Judges and lawyers at Phnom Penh Municipal Court yesterday questioned the three Russey Keo and two Dangkor district police for about two hours, over accusations they beat three suspects until they confessed to the March 25 theft of a Lexus in the capital’s Chamkarmon district.

“[Police] are accused by the three suspects of beating them and forcing them to confess to a crime they did not commit,” said Judge Chaing Sinath, who is presiding over the case. “If [police] have really committed this act, they have violated the law.”

That police may have employed torture to elicit a false confession out of suspects comes as no surprise to Phil Robertson, deputy director of Human Rights Watch’s Asia division. But the court’s apparent pursuit of an investigation into a complaint of this sort strays from normal operating procedure, he said.

Obtaining a confession out of a suspect increases the likelihood of a conviction, which looks good on police officers’ professional records, sometimes even leading to promotions, Robertson said. As a result, employing torture as an interrogation tactic is ingrained in Cambodian police culture.
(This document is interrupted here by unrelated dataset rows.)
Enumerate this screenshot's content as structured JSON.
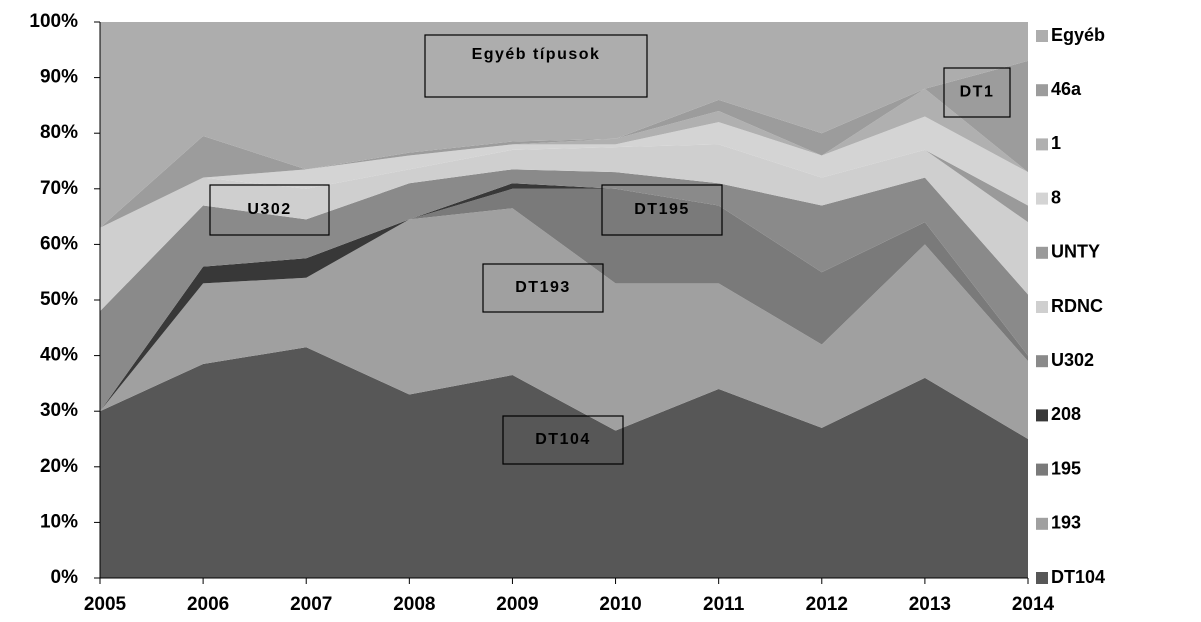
{
  "chart_data": {
    "type": "stacked_area",
    "x": [
      2005,
      2006,
      2007,
      2008,
      2009,
      2010,
      2011,
      2012,
      2013,
      2014
    ],
    "xlim": [
      2005,
      2014
    ],
    "xticks": [
      2005,
      2006,
      2007,
      2008,
      2009,
      2010,
      2011,
      2012,
      2013,
      2014
    ],
    "ylim": [
      0,
      100
    ],
    "yticks": [
      {
        "value": 0,
        "label": "0%"
      },
      {
        "value": 10,
        "label": "10%"
      },
      {
        "value": 20,
        "label": "20%"
      },
      {
        "value": 30,
        "label": "30%"
      },
      {
        "value": 40,
        "label": "40%"
      },
      {
        "value": 50,
        "label": "50%"
      },
      {
        "value": 60,
        "label": "60%"
      },
      {
        "value": 70,
        "label": "70%"
      },
      {
        "value": 80,
        "label": "80%"
      },
      {
        "value": 90,
        "label": "90%"
      },
      {
        "value": 100,
        "label": "100%"
      }
    ],
    "legend": "right",
    "series": [
      {
        "name": "DT104",
        "color": "#575757",
        "values": [
          30,
          38.5,
          41.5,
          33,
          36.5,
          26.5,
          34,
          27,
          36,
          25
        ]
      },
      {
        "name": "193",
        "color": "#a0a0a0",
        "values": [
          0,
          14.5,
          12.5,
          31.5,
          30,
          26.5,
          19,
          15,
          24,
          14
        ]
      },
      {
        "name": "195",
        "color": "#7a7a7a",
        "values": [
          0,
          0,
          0,
          0,
          3.5,
          17,
          14,
          13,
          4,
          1
        ]
      },
      {
        "name": "208",
        "color": "#383838",
        "values": [
          0,
          3,
          3.5,
          0,
          1,
          0,
          0,
          0,
          0,
          0
        ]
      },
      {
        "name": "U302",
        "color": "#8a8a8a",
        "values": [
          18,
          11,
          7,
          6.5,
          2.5,
          3,
          4,
          12,
          8,
          11
        ]
      },
      {
        "name": "RDNC",
        "color": "#cfcfcf",
        "values": [
          15,
          5,
          5.5,
          2.5,
          3.5,
          4.5,
          7,
          5,
          5,
          13
        ]
      },
      {
        "name": "UNTY",
        "color": "#9a9a9a",
        "values": [
          0,
          0,
          0,
          0,
          0,
          0,
          0,
          0,
          0,
          3
        ]
      },
      {
        "name": "8",
        "color": "#d4d4d4",
        "values": [
          0,
          0,
          3.5,
          2.5,
          1,
          0.5,
          4,
          4,
          6,
          6
        ]
      },
      {
        "name": "1",
        "color": "#b0b0b0",
        "values": [
          0,
          0,
          0,
          0,
          0,
          1,
          2,
          0,
          5,
          0
        ]
      },
      {
        "name": "46a",
        "color": "#9c9c9c",
        "values": [
          0,
          7.5,
          0,
          0.5,
          0.5,
          0,
          2,
          4,
          0,
          20
        ]
      },
      {
        "name": "Egyéb",
        "color": "#adadad",
        "values": [
          37,
          20.5,
          26.5,
          23.5,
          21.5,
          21,
          14,
          20,
          12,
          7
        ]
      }
    ],
    "annotations": [
      "Egyéb típusok",
      "DT1",
      "U302",
      "DT195",
      "DT193",
      "DT104"
    ]
  }
}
“What we see frequently is this kind of brutality to force confessions … basically to make police’s lives easier,” Robertson said. “It’s interesting that [these five] were actually brought into court.”
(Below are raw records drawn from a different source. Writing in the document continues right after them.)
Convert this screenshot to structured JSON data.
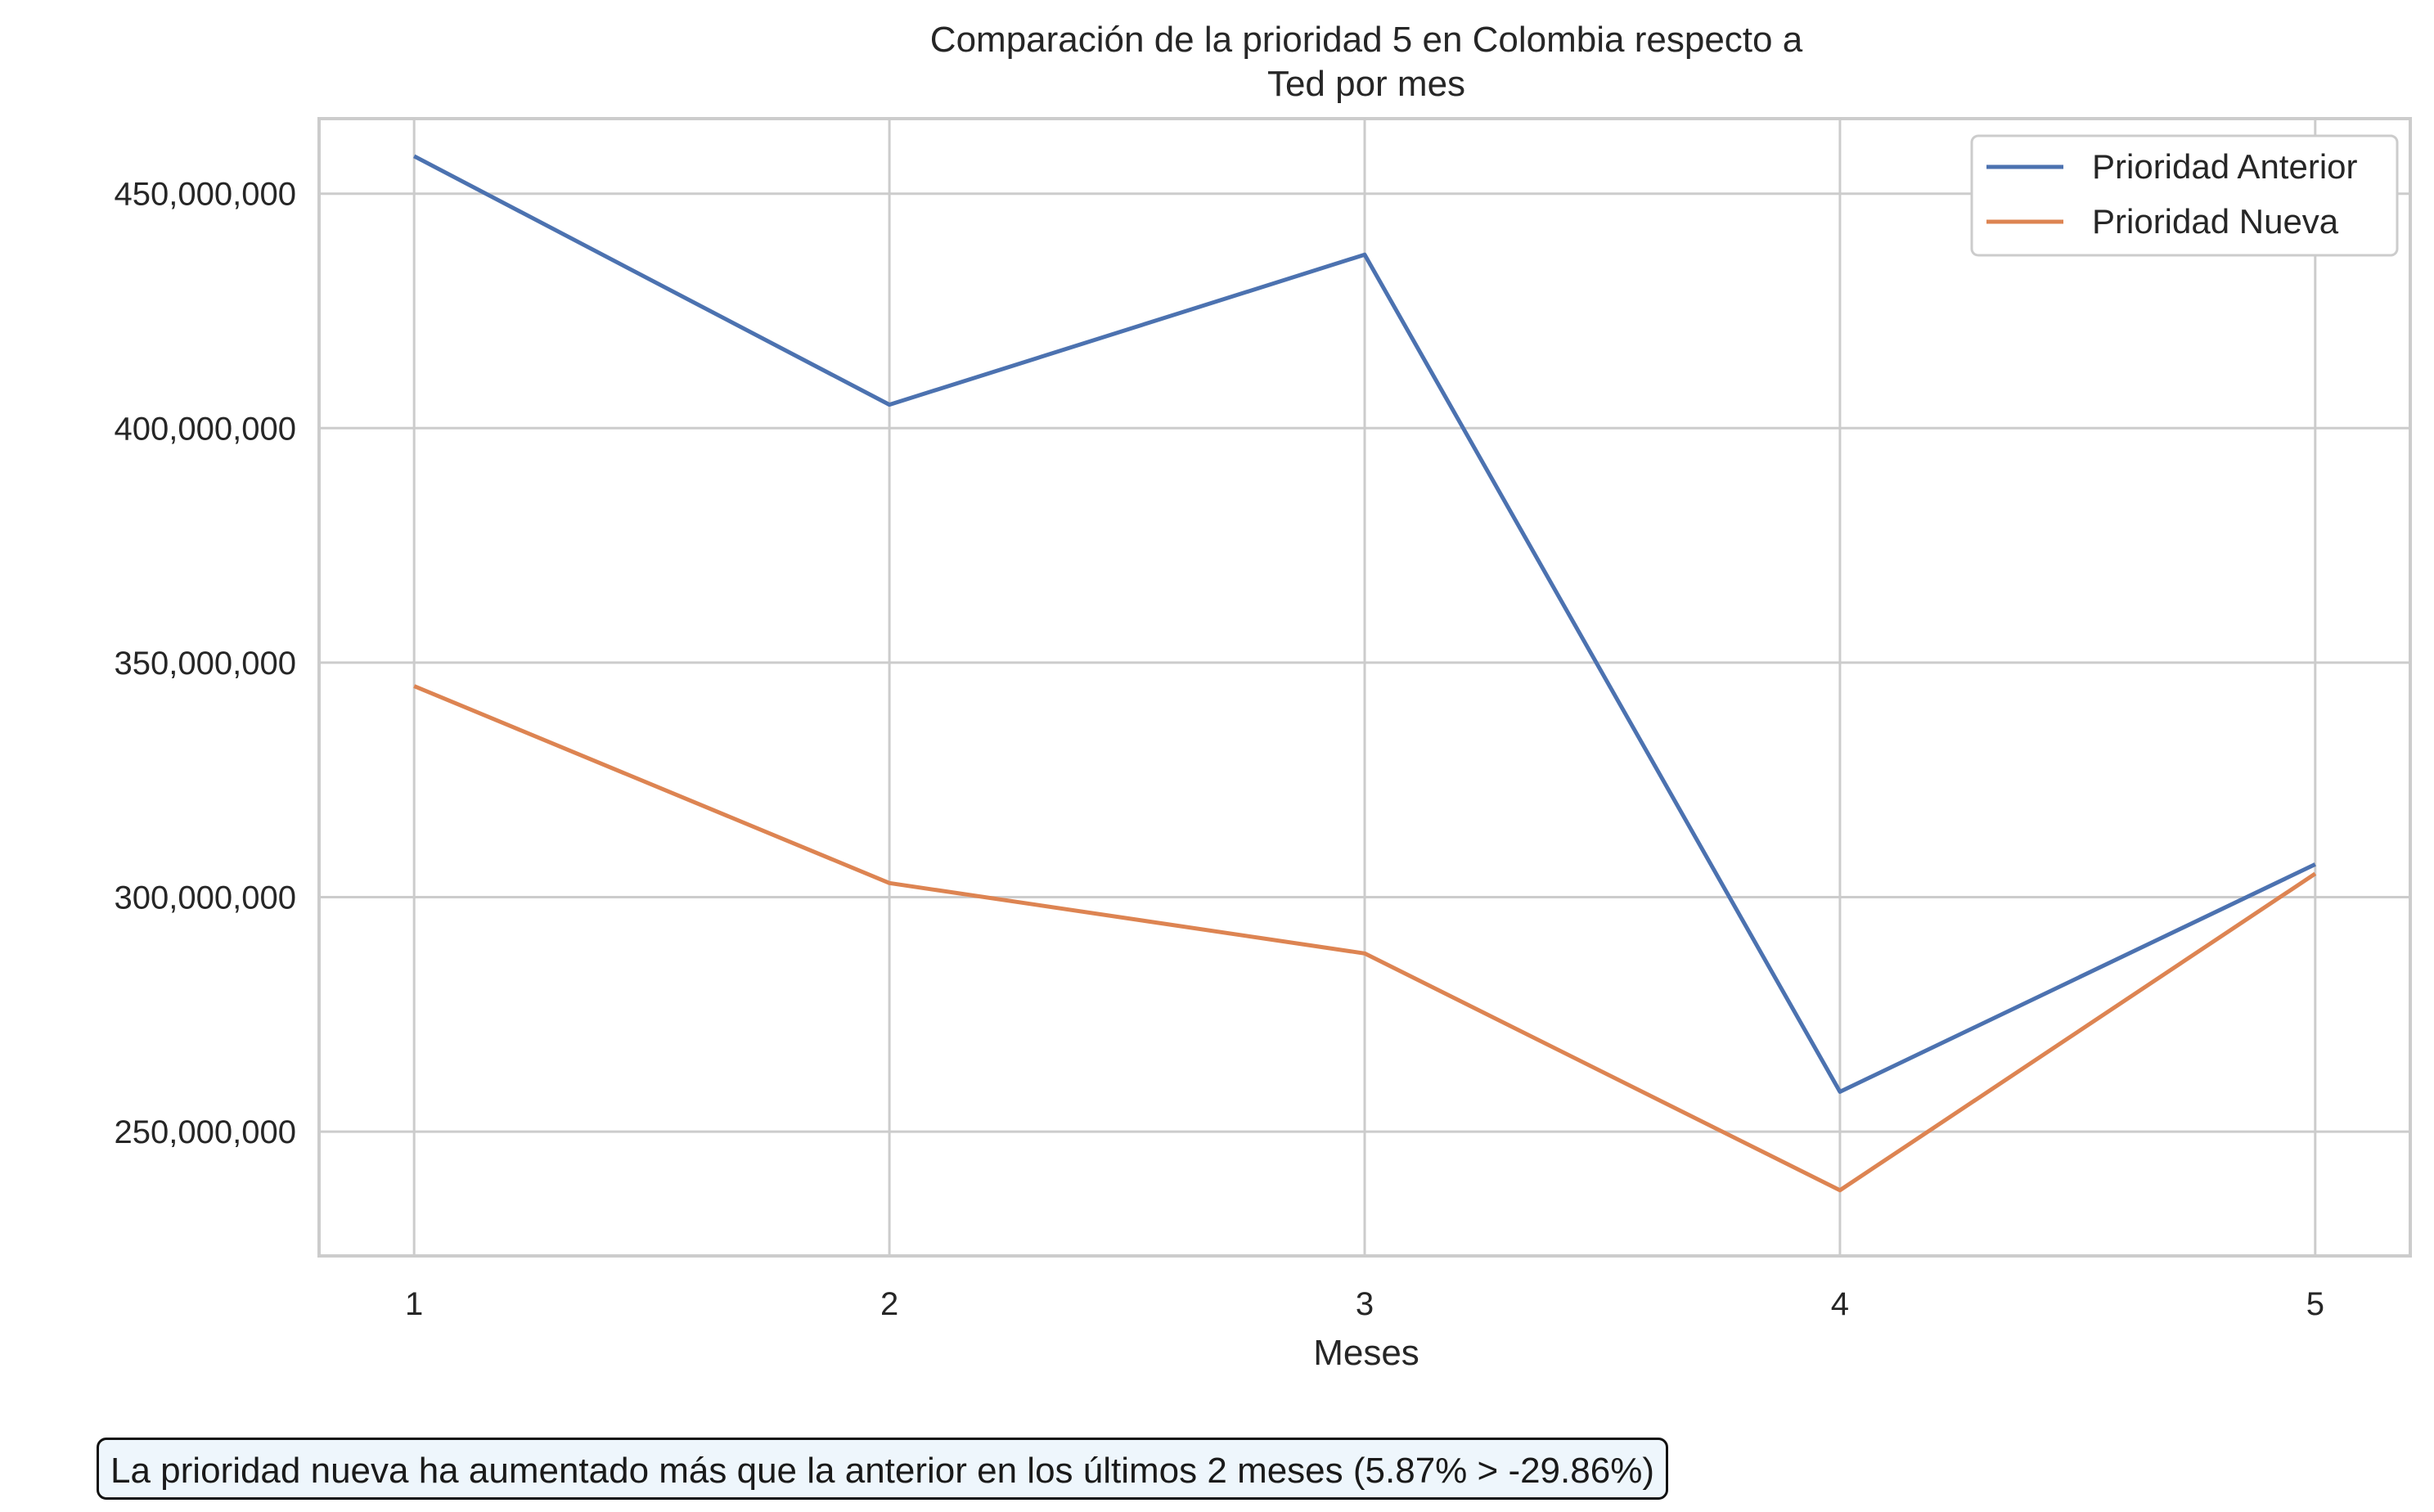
{
  "chart_data": {
    "type": "line",
    "title": [
      "Comparación de la prioridad 5 en Colombia respecto a",
      "Ted por mes"
    ],
    "xlabel": "Meses",
    "ylabel": "",
    "x": [
      1,
      2,
      3,
      4,
      5
    ],
    "x_tick_labels": [
      "1",
      "2",
      "3",
      "4",
      "5"
    ],
    "xlim": [
      0.8,
      5.2
    ],
    "ylim": [
      223500000,
      466000000
    ],
    "y_ticks": [
      250000000,
      300000000,
      350000000,
      400000000,
      450000000
    ],
    "y_tick_labels": [
      "250,000,000",
      "300,000,000",
      "350,000,000",
      "400,000,000",
      "450,000,000"
    ],
    "grid": true,
    "legend_position": "top-right",
    "series": [
      {
        "name": "Prioridad Anterior",
        "color": "#4c72b0",
        "values": [
          458000000,
          405000000,
          437000000,
          258500000,
          307000000
        ]
      },
      {
        "name": "Prioridad Nueva",
        "color": "#dd8452",
        "values": [
          345000000,
          303000000,
          288000000,
          237500000,
          305000000
        ]
      }
    ]
  },
  "annotation": "La prioridad nueva ha aumentado más que la anterior en los últimos 2 meses (5.87% > -29.86%)"
}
More than 90 per cent of the complaints of torture or ill-treatment sent to rights group Licadho over the past four years involved abuse of people in police custody, Sharon Critoph, Licadho’s prison consultant, said in an email yesterday.

Of nearly 6,500 people Licadho interviewed for a study, more than 6 per cent reported having been subjected to torture or ill-treatment by police or prison officials, she added. Licadho believes the actual number is much higher.

In a hearing scheduled for February 18, court officials will issue a verdict for the three alleged car thieves and decide whether to charge the five accused police – all of whom denied beating suspects – with a crime, Sinath said.

Guilty or not, HRW’s Robertson said, if “history is any kind of guide, these police don’t have much to fear”.